KS: I don’t think they’ve been executed well enough to get a positive outcome. There are multiple factors for this. When you do a contest online, you typically tap into your social channels. What we have seen is that these channels work best when you go back few steps and see what sort of relationship you have with your users. We have seen a lot of brands randomly come up with contests which don’t always have that connect with the audience. So, those contests don’t have that impact. As a company one must have a deeper relationship with its consumers.

When we launched One Plus we had a forum to seek feedback from potential users about what they would want from their phones about six months before we launched. We used that feedback and had that connect. This continues in our company.  We encourage our engineers to go on to social channels and seek feedback from consumers. We don’t only go to them when there’s something to be promoted.
About integration – there’s a good mix. Recently, Airtel was running a 4G contest which is the speed test challenge. It’s a very well integrated campaign. It also depends on the lifecycle of the company. Companies that are at an early stage may not be able to do this.

Is social media best suited for interactive contests? Are brands happy to keep contests within social channels today?

 
AG: Social media is a good channel for contests because of interactivity. Look at the number of personality tests that people take and compare scores! Though for many brands it has become an exercise to give away a freebie in order to promote a hashtag.
 
KS: Yes, absolutely. We thrive on that. One Plus is a company that’s worked through these social media interactive contests.
 
Would it help to run contests on social media with a video, either digital or on TV?

AG: Integration is the way to go for all communication and contests are no exceptions. 
 
KS: It depends on the target audience to begin with. There are certain products where the TG won’t be very receptive to video. There’s no answer to this. It depends on the communication.
Video works really well because it’s a quick way to capture moments and share them. The tricky part is if you include video on your contests on social media you have to make sure there’s ease of participation. If one has to capture a video, upload it – it just gets more difficult and participation reduces.
 
With teasers and hype, is there risk of the end creative not meeting expectations?

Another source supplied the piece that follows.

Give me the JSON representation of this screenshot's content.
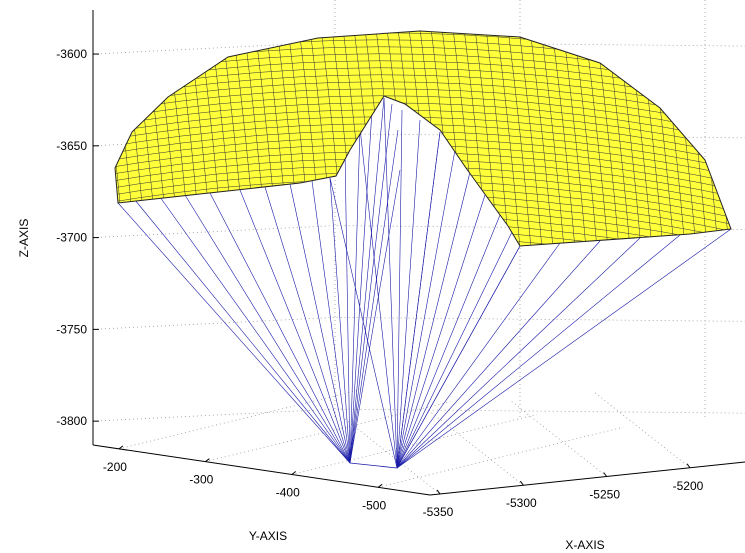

AG:  This is a highly hypothetical question! There is a place for teasers in some campaigns and they add value if handled well.
 
KS: There is a definite risk here. We do a lot of teasers and even do product launches through teasers. I think the key here is to plan backwards. You need to have your end goal in mind and then plan the entire execution backwards. Otherwise there are risks of losing steam or losing the end goal.
 
We’re seeing a lot of the brands use long format: could teasers play a part here too?

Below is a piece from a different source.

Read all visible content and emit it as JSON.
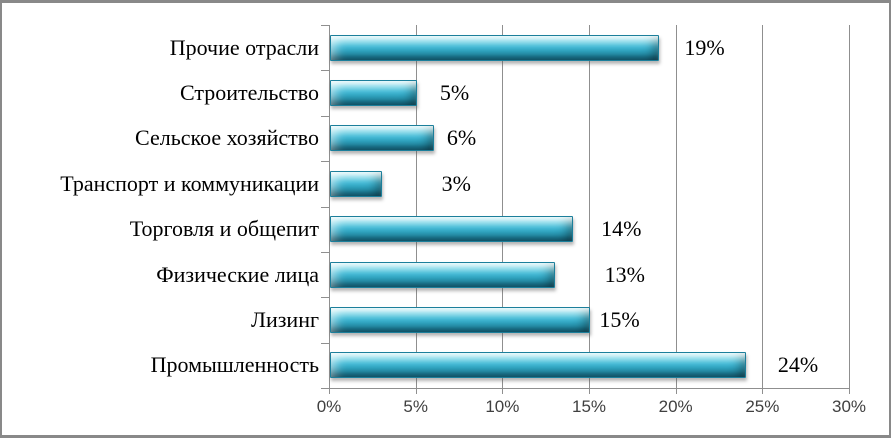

AG: Again it would depend on the quality of the teaser. And whether it actually intrigued people enough to watch the actual film.
 
KS: They could. My opinion on that is that if the content is right it could work out well. With long-format it is very easy to lose the viewers’ attention and that’s where most of the people fail. Content is the key here. If you have interesting content that makes a user stick to the ad, it will work.
 
Are contests with giveaways the best way to promote interaction?
 
AG:  No. Giveaways only add. The core of a contest is an engagement idea, something that people would like to interact with. The giveaway is only a sweetener.

KS: My take on that is that giveaways are just triggers for a user to take an action. Giveaways are not the only area focus. We at OnePlus have done campaigns without giveaways and had high interaction as well.

(This article was published in the 16 October issue of Campaign India.)